Duas notícias aparentemente contraditórias preenchem nesta semana a agenda ambientalista da chamada grandeimprensa: a aprovação, pelo Senado Federal, do texto-base do novo Código Florestal e a declaração oficial, feita pela ministra do Meio Ambiente Izabella Teixeira, de que o Brasil vai assumir como compromisso, com força de lei, um acordo com metas obrigatórias de redução das emissões de gases nocivos para logo após 2020.
Aparentemente, porque ao assumir o compromisso para o pós-Kyoto, o governo brasileiro parece contar com uma eficiência do novo Código Florestal que, da forma como foi alinhavado no Senado, não convence os mais renomados especialistas do país na questão ambiental. Os trechos publicados pelos jornais não revelam todos os detalhes da versão que vai agora à Câmara dos Deputados, com grandes chances de aprovação.
Não é possível fazer apostas seguras sobre como a presidente da República vai agir, a despeito da campanha iniciada por organizações da sociedade civil em favor do veto a algumas das propostas. O texto encaminha para um final favorável aos representantes do agronegócio a longa polêmica que acompanhou a tramitação da lei entre a Câmara e o Senado.
Afrouxamento das normas
Na versão acatada pelo relator, o senador acriano Jorge Viana (PT), foram mantidas 26 das dezenas de emendas apresentadas ao longo dos debates e que também foram aprovadas no plenário. Como foi modificada no Senado a proposta que saiu da Câmara, elaborada pelo deputado licenciado e atual ministro do Esporte, Aldo Rebelo (PCdoB-SP), o assunto tem que voltar para análise dos deputados, de onde não se sabe o que vai sair. Mas a imprensa dá como favas contadas que o Congresso vai enviar ao Executivo exatamente a versão negociada no Senado Federal.
O Ministério do Meio Ambiente divulgou um relatório celebrando a redução do desmatamento na Amazônia, exatamente na chegada da ministra a Durban, na África do Sul, para a 17ª Conferência do Clima, a última antes do importante encontro marcado para o Rio de Janeiro no ano que vem.
Não há como dissimular o esforço de convencimento do governo, que foi assimilado quase sem ressalvas pela imprensa tradicional, num momento raro de concordância. No entanto, a sociedade segue excluída dos debates, uma vez que o noticiário sobre o que será votado na Câmara não desfaz as dúvidas que surgiram com o relatório de Aldo Rebelo e ainda criou novas desconfianças, como a posição de parlamentares que tiveram suas campanhas eleitorais financiadas com dinheiro de empresas diretamente interessadas na flexibilização das normas de defesa do patrimônio ambiental.
O impasse continua
Resumidamente, o Código Florestal, criado em 1965 com a consolidação de leis sobre a exploração da terra, estipulou o princípio segundo o qual a terra é um bem de interesse de toda a sociedade brasileira, cuja utilização deve ser regulamentada.

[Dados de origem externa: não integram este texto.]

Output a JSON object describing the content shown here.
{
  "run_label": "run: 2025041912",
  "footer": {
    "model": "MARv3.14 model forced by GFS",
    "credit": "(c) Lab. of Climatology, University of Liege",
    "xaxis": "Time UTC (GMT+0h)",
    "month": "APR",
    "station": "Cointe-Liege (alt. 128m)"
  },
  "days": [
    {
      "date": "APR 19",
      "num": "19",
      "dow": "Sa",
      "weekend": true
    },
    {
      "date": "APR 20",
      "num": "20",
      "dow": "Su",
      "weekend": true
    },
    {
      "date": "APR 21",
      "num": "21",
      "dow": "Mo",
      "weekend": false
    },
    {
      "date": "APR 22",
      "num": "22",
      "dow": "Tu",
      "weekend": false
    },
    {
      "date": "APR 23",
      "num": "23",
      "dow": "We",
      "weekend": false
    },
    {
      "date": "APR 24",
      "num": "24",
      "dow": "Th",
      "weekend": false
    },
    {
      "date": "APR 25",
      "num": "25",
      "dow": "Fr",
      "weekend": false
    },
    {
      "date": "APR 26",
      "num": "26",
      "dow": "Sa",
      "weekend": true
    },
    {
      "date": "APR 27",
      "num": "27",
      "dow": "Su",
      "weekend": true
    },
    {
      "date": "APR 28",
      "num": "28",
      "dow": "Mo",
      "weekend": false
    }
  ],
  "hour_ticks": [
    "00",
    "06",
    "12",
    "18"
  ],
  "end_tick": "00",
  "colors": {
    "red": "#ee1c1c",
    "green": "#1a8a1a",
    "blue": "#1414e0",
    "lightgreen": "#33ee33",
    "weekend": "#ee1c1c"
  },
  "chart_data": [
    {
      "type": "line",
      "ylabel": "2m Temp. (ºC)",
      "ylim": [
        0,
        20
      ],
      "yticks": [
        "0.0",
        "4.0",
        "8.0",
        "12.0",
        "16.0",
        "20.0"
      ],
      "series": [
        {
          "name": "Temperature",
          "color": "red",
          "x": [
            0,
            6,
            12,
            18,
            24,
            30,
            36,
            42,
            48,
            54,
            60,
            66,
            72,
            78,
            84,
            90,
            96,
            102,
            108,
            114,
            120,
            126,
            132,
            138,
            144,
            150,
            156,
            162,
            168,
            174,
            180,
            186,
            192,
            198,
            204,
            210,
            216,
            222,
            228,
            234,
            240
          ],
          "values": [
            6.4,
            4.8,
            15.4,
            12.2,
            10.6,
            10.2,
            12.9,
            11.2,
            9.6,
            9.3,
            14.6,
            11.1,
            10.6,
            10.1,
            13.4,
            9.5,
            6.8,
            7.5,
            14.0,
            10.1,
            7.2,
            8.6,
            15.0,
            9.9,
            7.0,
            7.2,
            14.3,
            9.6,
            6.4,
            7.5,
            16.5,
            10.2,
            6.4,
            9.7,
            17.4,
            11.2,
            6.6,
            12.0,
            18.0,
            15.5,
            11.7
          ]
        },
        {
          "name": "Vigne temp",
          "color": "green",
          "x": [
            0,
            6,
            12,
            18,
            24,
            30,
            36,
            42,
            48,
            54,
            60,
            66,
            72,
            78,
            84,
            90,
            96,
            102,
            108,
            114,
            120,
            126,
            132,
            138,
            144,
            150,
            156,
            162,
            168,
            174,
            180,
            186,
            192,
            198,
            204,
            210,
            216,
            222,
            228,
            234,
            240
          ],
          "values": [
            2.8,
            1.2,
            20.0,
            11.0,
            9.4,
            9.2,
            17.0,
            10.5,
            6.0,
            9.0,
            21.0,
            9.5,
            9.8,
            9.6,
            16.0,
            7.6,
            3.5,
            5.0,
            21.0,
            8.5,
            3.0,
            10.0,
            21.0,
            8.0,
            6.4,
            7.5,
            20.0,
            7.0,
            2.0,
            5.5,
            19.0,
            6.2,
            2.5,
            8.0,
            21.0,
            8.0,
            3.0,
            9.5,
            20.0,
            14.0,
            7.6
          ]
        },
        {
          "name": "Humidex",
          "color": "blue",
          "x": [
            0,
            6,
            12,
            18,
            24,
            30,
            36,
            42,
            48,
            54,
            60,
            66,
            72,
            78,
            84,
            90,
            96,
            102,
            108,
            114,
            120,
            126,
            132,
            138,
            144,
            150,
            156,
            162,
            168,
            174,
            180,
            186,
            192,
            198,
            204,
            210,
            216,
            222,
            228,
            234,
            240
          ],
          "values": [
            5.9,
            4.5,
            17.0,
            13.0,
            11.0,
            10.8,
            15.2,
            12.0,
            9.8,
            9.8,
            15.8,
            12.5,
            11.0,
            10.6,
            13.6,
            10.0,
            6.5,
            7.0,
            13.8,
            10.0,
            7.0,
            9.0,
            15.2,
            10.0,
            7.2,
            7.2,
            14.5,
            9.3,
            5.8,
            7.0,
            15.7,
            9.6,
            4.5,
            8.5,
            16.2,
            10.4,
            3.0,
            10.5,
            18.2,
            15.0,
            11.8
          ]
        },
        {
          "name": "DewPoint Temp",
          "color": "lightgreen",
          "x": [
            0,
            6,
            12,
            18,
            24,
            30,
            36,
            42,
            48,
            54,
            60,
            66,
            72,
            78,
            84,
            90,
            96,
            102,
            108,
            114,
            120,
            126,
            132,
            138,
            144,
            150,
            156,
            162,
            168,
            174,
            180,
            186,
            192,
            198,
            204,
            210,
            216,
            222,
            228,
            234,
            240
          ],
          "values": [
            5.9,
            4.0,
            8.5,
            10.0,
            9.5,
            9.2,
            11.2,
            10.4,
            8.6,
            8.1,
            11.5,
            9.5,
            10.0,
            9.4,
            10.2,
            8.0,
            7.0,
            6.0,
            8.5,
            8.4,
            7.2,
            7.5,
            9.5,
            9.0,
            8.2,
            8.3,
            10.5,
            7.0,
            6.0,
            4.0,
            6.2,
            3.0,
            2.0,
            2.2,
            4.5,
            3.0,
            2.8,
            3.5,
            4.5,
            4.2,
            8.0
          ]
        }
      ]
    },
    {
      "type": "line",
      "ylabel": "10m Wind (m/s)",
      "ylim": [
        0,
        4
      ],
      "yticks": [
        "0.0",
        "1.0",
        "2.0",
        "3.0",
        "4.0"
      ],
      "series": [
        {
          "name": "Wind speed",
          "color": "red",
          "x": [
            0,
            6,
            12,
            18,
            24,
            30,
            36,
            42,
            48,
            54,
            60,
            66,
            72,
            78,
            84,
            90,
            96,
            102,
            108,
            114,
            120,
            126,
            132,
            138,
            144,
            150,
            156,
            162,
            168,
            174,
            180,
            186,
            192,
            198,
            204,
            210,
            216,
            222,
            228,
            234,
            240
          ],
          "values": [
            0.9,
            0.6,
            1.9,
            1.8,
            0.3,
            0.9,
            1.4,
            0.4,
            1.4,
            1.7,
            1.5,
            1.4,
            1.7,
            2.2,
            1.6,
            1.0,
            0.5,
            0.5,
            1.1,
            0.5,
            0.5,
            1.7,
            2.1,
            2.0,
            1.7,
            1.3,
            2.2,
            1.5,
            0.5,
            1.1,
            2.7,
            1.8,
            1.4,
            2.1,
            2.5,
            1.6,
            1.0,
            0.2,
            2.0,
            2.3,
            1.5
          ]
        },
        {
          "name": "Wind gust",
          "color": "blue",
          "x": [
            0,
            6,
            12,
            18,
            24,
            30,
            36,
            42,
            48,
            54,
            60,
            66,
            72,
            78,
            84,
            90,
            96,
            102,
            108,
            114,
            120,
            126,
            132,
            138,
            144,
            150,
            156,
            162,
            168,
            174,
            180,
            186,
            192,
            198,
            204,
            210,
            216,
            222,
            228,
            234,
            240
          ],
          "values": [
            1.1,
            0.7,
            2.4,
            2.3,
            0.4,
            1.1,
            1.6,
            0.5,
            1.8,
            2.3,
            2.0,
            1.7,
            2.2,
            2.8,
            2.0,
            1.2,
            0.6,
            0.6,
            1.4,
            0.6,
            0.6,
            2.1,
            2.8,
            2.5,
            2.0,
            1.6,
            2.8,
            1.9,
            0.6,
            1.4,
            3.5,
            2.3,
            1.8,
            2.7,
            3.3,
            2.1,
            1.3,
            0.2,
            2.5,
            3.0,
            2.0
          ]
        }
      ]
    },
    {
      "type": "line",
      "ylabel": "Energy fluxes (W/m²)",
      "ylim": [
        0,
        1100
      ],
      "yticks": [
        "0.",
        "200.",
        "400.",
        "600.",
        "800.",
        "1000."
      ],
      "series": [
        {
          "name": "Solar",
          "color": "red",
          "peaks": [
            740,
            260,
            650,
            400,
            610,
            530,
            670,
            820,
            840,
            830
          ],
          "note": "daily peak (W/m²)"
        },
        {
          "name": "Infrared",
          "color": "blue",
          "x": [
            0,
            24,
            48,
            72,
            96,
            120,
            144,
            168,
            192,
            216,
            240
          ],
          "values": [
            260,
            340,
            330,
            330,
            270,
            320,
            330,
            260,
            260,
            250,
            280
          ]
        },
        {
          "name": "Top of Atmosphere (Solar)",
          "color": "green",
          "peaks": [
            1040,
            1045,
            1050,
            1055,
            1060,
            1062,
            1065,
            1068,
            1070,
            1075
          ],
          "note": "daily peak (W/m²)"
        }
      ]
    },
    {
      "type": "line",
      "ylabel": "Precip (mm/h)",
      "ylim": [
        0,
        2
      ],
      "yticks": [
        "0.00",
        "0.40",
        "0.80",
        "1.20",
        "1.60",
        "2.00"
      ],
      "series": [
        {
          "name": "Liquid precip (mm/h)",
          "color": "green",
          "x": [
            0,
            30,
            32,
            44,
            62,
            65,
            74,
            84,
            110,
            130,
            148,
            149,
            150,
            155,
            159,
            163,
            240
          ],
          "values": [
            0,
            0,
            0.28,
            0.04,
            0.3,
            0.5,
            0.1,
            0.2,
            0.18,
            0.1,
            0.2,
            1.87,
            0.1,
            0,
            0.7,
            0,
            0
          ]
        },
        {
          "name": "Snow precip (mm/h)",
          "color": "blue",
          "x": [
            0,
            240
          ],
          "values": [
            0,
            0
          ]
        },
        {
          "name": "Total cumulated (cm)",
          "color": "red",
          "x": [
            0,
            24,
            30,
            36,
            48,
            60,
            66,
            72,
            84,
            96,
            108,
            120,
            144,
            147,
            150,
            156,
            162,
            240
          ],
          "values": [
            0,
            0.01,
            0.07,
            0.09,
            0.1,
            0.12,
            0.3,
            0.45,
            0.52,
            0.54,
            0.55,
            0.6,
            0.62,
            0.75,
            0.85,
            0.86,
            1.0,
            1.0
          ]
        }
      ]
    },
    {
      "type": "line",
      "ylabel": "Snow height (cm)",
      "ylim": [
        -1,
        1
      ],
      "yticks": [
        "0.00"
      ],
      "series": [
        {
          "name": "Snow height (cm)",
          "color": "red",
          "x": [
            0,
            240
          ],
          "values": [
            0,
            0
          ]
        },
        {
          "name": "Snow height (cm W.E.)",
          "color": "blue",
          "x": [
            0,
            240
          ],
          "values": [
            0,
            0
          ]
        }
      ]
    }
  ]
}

Em sua versão original, progressivamente modificada ao longo dos anos, estabeleceu os parâmetros segundo os quais o uso do solo está condicionado, com limites destinados a preservar os complexos vegetais e bacias hidrográficas nativos, estabelecendo punições e compensações para quem desobedecer.

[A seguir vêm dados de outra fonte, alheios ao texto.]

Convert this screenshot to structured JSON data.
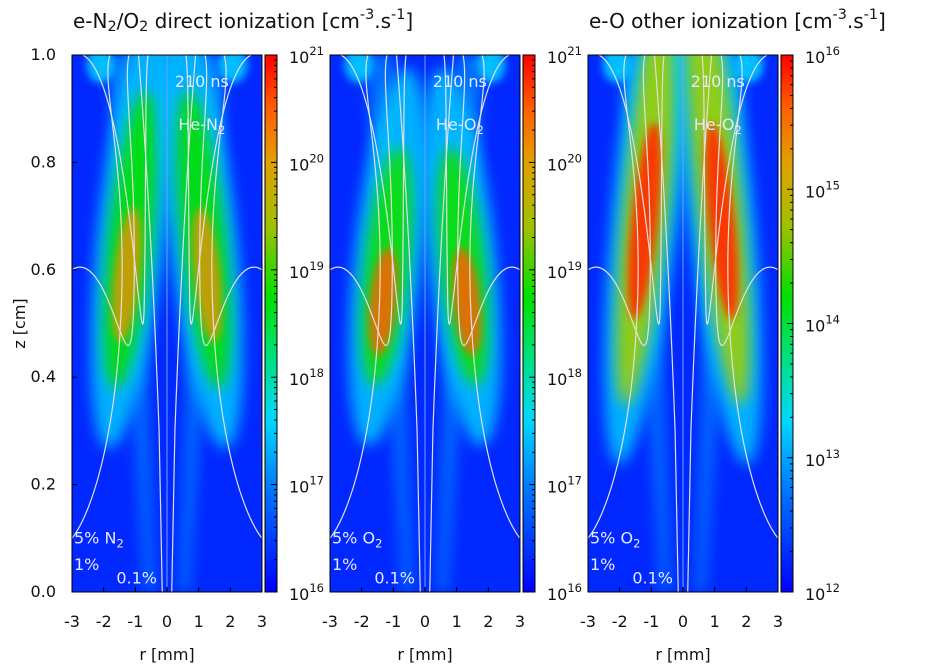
{
  "chart_data": [
    {
      "type": "heatmap",
      "title": "e-N_{2}/O_{2} direct ionization [cm^{-3}.s^{-1}]",
      "xlabel": "r [mm]",
      "ylabel": "z [cm]",
      "xlim": [
        -3,
        3
      ],
      "xticks": [
        -3,
        -2,
        -1,
        0,
        1,
        2,
        3
      ],
      "ylim": [
        0,
        1
      ],
      "yticks": [
        {
          "value": 0,
          "label": "0.0"
        },
        0.2,
        0.4,
        0.6,
        0.8,
        {
          "value": 1,
          "label": "1.0"
        }
      ],
      "colorbar": {
        "scale": "log",
        "lim": [
          1e+16,
          1e+21
        ],
        "ticks": [
          {
            "value": 1e+16,
            "label": "10^{16}"
          },
          {
            "value": 1e+17,
            "label": "10^{17}"
          },
          {
            "value": 1e+18,
            "label": "10^{18}"
          },
          {
            "value": 1e+19,
            "label": "10^{19}"
          },
          {
            "value": 1e+20,
            "label": "10^{20}"
          },
          {
            "value": 1e+21,
            "label": "10^{21}"
          }
        ]
      },
      "annotations": [
        "210 ns",
        "He-N_{2}",
        "5% N_{2}",
        "1%",
        "0.1%"
      ],
      "style": "n2"
    },
    {
      "type": "heatmap",
      "xlabel": "r [mm]",
      "xlim": [
        -3,
        3
      ],
      "xticks": [
        -3,
        -2,
        -1,
        0,
        1,
        2,
        3
      ],
      "ylim": [
        0,
        1
      ],
      "colorbar": {
        "scale": "log",
        "lim": [
          1e+16,
          1e+21
        ],
        "ticks": [
          {
            "value": 1e+16,
            "label": "10^{16}"
          },
          {
            "value": 1e+17,
            "label": "10^{17}"
          },
          {
            "value": 1e+18,
            "label": "10^{18}"
          },
          {
            "value": 1e+19,
            "label": "10^{19}"
          },
          {
            "value": 1e+20,
            "label": "10^{20}"
          },
          {
            "value": 1e+21,
            "label": "10^{21}"
          }
        ]
      },
      "annotations": [
        "210 ns",
        "He-O_{2}",
        "5% O_{2}",
        "1%",
        "0.1%"
      ],
      "style": "o2"
    },
    {
      "type": "heatmap",
      "title": "e-O other ionization [cm^{-3}.s^{-1}]",
      "xlabel": "r [mm]",
      "xlim": [
        -3,
        3
      ],
      "xticks": [
        -3,
        -2,
        -1,
        0,
        1,
        2,
        3
      ],
      "ylim": [
        0,
        1
      ],
      "colorbar": {
        "scale": "log",
        "lim": [
          1000000000000.0,
          1e+16
        ],
        "ticks": [
          {
            "value": 1000000000000.0,
            "label": "10^{12}"
          },
          {
            "value": 10000000000000.0,
            "label": "10^{13}"
          },
          {
            "value": 100000000000000.0,
            "label": "10^{14}"
          },
          {
            "value": 1000000000000000.0,
            "label": "10^{15}"
          },
          {
            "value": 1e+16,
            "label": "10^{16}"
          }
        ]
      },
      "annotations": [
        "210 ns",
        "He-O_{2}",
        "5% O_{2}",
        "1%",
        "0.1%"
      ],
      "style": "o"
    }
  ]
}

A lei original foi se tornando obsoleta e ineficiente com o avanço das fronteiras agrícolas e o surgimento dos grandes negócios agropecuários, implantados à força do desmatamento. O desenvolvimento do conceito de pagamento por serviços ambientais soterrou os velhos paradigmas da preservação per se.
Empreendedores rurais e especialistas em preservação ambiental concordam que o Código precisava ser atualizado, mas durante os debates houve de tudo – até mesmo chantagens em torno da governabilidade –, menos informação científica.
Uma das principais demandas dos defensores da mudança era a necessidade de criar incentivos para os proprietários que preservam a vegetação, modelo comprovadamente mais eficiente do que o da punição pelo desmatamento.
O texto que segue para a Câmara pode ser conferido no site do Senado, mas para que o leitor não afeito à questão entenda o que está em jogo, é preciso que conheça as terminologias específicas. Por exemplo, a diferença entre reservas e áreas de preservação permanente, ou a distinção entre atividades de utilidade pública, de interesse social ou de baixo impacto.
Apesar de a imprensa aceitar a última versão como sendo resultado de um acordo equilibrado, persiste a divergência essencial, uma vez que os representantes do agronegócio – que comemoraram o resultado da votação no Senado – entendem que foram eliminados entraves à expansão das áreas de produção, enquanto a maioria dos especialistas em defesa do meio ambiente considera que as terras já exploradas são suficientes para dobrar a produção agropecuária brasileira, com o uso de tecnologia sustentável para aumentar a produtividade e a eficiência das pastagens e lavouras.